THE BOOK cover
The Unwritten Book is Finally Written!
An in-depth analysis of: The sacrifice bunt, batter/pitcher matchups, the intentional base on balls, optimizing a batting lineup, hot and cold streaks, clutch performance, platooning strategies, and much more.
Read Excerpts & Customer Reviews

Buy The Book from Amazon


SABR101 required reading if you enter this site. Check out the Sabermetric Wiki. And interesting baseball books.
MOST RECENT ARTICLES
MAIL : You ask | We say

Advanced


THE BOOK--Playing The Percentages In Baseball

<< Back to main

Wednesday, March 31, 2010

Poll: Chances for Redsox and Royals to surprise

By Tangotiger, 01:12 PM



SabermetricsPoll
#1    Tangotiger      (see all posts) 2010/03/31 (Wed) @ 13:55

After 20 votes, the Redsox are at 84.5.  This means the chance that they will win at least 100 = chance they will win at most 84.5.  That sets the midpoint as 92 wins.

The Royals are at 100 losses, setting the midpoint at 90.5 losses (or 71.5 wins).

It seems to me that fans have a good grasp of the role that probability plays.  A fan may SAY that the Redsox are a 98-win team, but clearly he won’t believe that.  Because if that’s true, then the chances that they win at least 100 is going to be the same as winning at most 96.

And the same for the Royals.

I think that if you do NOT ask the fans the question as I ask it, and instead just ask for one number of wins, they’re going to think “let’s see… some team is going to win 98-100 games, and I think the Redsox are the best team, so… Redsox at 99 wins”.  They don’t really believe that, which is the point of these questions I ask.

This is just like the Strasburg v Lincecum poll.  Yes, Strasburg can have a sub-2.50 ERA, and so can Lincecum.  But, we’ll be far more shocked if Lincecum posts a 4.00 ERA than if Strasburg were to post a 4.00 ERA.  And so, there’s no way you can call their midpoint the same.
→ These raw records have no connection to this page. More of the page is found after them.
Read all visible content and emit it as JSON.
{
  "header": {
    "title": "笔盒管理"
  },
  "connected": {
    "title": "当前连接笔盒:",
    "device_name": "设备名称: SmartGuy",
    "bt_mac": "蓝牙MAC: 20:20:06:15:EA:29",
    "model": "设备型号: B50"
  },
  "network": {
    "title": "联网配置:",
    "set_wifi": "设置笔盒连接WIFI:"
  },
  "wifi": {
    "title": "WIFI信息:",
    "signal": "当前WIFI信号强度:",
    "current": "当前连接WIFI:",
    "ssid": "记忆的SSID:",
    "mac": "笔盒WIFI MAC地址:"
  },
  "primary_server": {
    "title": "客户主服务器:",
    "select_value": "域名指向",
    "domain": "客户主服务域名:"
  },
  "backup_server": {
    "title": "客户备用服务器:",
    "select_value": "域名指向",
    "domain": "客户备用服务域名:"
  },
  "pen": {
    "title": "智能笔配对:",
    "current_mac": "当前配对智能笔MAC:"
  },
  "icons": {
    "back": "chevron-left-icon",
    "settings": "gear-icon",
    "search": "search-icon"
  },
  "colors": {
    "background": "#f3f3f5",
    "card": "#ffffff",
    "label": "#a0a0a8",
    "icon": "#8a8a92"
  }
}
#2    Xeifrank      (see all posts) 2010/03/31 (Wed) @ 14:21

Is the expected win probability a true (symmetrical) bell curve?  Does an 81 true talent team have the same chances of winning 96 games as they do of winning 66 games?  Does a true talent 50 win team have the same chances of winning 70 games as they do of winning 30 games?  Just curious.
vr, Xei


#3    Tangotiger      (see all posts) 2010/03/31 (Wed) @ 14:39

It’s going to be very close to symmetrical.


#4    Tangotiger      (see all posts) 2010/03/31 (Wed) @ 14:52

After 40 votes, it’s still the same results:

Redox 92 wins as midpoint
Royals 72 wins as midpoint


#5          (see all posts) 2010/03/31 (Wed) @ 15:04

Um, really?  I don’t see how it would be symmetrical.

Regression to the mean, right?

If Josh Beckett is projected for a 3.75 ERA, does that mean he has an equal chance of putting up a 4.75 as a 2.75?  I don’t think so.

If something changes in the true talent of a good player, isn’t it likely that it would be a BAD thing?

Heck, even for average MLB players… far more things (mostly injuries) will make them bad than will make them better.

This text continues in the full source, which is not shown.